Çamdereli mahremiyet olgusunun dijital ortamda büyük ölçüde yitirildiğini anımsatarak genellememek kaydıyda dindarların sosyal medya imtihanını kaybettiğini söyledi. Çamdereli şunları söyledi: Mahremiyet diye bir olgunun dijital ortamda tamamen olmamak kaydıyla, büyük ölçüde yitirildiğini varsayarsak, o zaman müminlerin medya ve sosyal medyayla imtihanın ağır değil, neredeyse kaybedilmiş olduğunu söylememiz zor olmaz. Medyadan, medyanın esaretinden kurtulabilmek eğer mümkünse, belki yitirilmiş mahremiyete dönüş mümkündür. O zaman, gerçeklik ya da Hakikat arayışını, ya da dindarın Hakikat’i arayışını, Hakikat arayışındaki ısrarı söyleme imkânımız var.
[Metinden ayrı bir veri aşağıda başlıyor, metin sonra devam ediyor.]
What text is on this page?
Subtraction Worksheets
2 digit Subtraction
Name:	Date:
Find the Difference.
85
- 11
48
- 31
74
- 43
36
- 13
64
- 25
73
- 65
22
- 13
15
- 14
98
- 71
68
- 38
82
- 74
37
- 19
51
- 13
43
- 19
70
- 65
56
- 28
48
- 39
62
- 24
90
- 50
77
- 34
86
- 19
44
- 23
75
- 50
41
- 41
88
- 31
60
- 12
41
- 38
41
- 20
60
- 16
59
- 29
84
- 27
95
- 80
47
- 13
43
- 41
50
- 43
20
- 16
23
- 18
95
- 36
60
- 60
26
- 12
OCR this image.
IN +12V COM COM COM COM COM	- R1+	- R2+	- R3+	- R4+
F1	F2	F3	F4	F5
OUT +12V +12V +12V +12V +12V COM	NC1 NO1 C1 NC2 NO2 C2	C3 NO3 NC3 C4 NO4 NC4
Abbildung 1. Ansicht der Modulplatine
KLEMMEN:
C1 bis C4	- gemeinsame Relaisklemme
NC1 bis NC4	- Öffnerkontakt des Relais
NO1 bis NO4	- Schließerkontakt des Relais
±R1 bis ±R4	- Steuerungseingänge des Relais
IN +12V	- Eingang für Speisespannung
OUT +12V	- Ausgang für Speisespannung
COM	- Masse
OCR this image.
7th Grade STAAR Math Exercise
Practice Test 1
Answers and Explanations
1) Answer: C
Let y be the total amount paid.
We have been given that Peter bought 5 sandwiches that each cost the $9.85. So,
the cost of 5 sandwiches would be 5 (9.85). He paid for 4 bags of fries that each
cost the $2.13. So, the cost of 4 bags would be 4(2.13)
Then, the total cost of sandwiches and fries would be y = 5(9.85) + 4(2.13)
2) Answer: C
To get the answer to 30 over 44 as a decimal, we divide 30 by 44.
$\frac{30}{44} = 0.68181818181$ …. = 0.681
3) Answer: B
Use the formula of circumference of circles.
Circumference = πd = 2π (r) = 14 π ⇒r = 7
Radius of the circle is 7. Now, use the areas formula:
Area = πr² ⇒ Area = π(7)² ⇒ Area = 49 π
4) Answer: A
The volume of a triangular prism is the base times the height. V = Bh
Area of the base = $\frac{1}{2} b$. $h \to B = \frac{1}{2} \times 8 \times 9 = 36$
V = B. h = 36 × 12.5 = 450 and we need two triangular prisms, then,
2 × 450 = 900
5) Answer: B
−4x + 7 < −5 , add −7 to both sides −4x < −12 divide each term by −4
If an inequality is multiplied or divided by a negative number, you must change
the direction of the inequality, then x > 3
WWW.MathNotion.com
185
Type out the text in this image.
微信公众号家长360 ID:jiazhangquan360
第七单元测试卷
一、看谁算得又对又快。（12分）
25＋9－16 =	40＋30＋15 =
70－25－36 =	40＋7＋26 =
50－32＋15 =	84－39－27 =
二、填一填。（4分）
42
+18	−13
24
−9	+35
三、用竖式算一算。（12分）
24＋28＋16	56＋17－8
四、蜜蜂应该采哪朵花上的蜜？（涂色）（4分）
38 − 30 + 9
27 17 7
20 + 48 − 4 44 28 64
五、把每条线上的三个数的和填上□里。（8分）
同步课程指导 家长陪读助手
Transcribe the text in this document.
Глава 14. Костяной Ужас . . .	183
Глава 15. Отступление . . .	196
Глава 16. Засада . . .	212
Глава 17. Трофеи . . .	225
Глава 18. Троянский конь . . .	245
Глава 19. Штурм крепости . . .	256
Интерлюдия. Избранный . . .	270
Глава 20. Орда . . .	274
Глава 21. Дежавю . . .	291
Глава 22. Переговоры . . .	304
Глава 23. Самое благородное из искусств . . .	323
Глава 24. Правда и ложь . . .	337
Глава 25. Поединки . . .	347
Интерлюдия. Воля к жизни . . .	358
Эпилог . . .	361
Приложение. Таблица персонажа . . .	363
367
Ama şimdi, bir dini hassasiyeti olan insanın hakikat arayışını, dijital ortamda yaptığını varsayarsak, dijital hakikat arayışı çerçevesinde bir imtihandan geçtiğini söyleyebiliriz. Yoksa, “gerçek din” arayışı çerçevesindeki imtihan, salt sosyal medya ortamında yapılmışsa kaybedilmiş bir imtihandır. Ama yine de, bu konuda hiç çaba yok demek, çaba gösterenlere haksızlık etmek olur. Kurum, kuruluş ya da kişiler bağlamında bu çabaların, bu mücadelenin, bu sınavı kaybetmek istemeyenlerin mücadelesine de tanıklık ediyoruz.” “
"Sosyal medya ve din” konusunda çalışmalar yapılması zorunluluktur
sosyal medya ve din konusundaki çalışmalar hakkındaysa Çamdereli şöyle konuştu: Sosyal medya ve din konusundaki çalışmalar yetersiz. Yalnız, yapılan iyi derecede çalışmalar da elimize geçiyor. Özellikle, zaman zaman sosyoloji, ilahiyat bağlamında ve kısmen iletişimcilerin yaptığı çalışmalar var; bunlar yeterli çalışmalar değil elbette. Neler yapılmalı sorusunun yanıtı, yapmak isteyenlerin ortaya çıkaracağı tutumda yatmaktadır. Yani onların, nerede durduğuna bağlıdır. İster kimlik olarak dindarlık ya da dini benimsemiş olalım ister akademik olarak bir yerde duralım, nerede durduğumuza bağlı olarak sosyal medya ve din çalışmalarını yapmak zorunluluğumuz var. Bu akademisyenlerin sorumluluğu olarak bize düşer. Ama, nereden baktığımıza, nerede durduğumuza göre şekillenecektir.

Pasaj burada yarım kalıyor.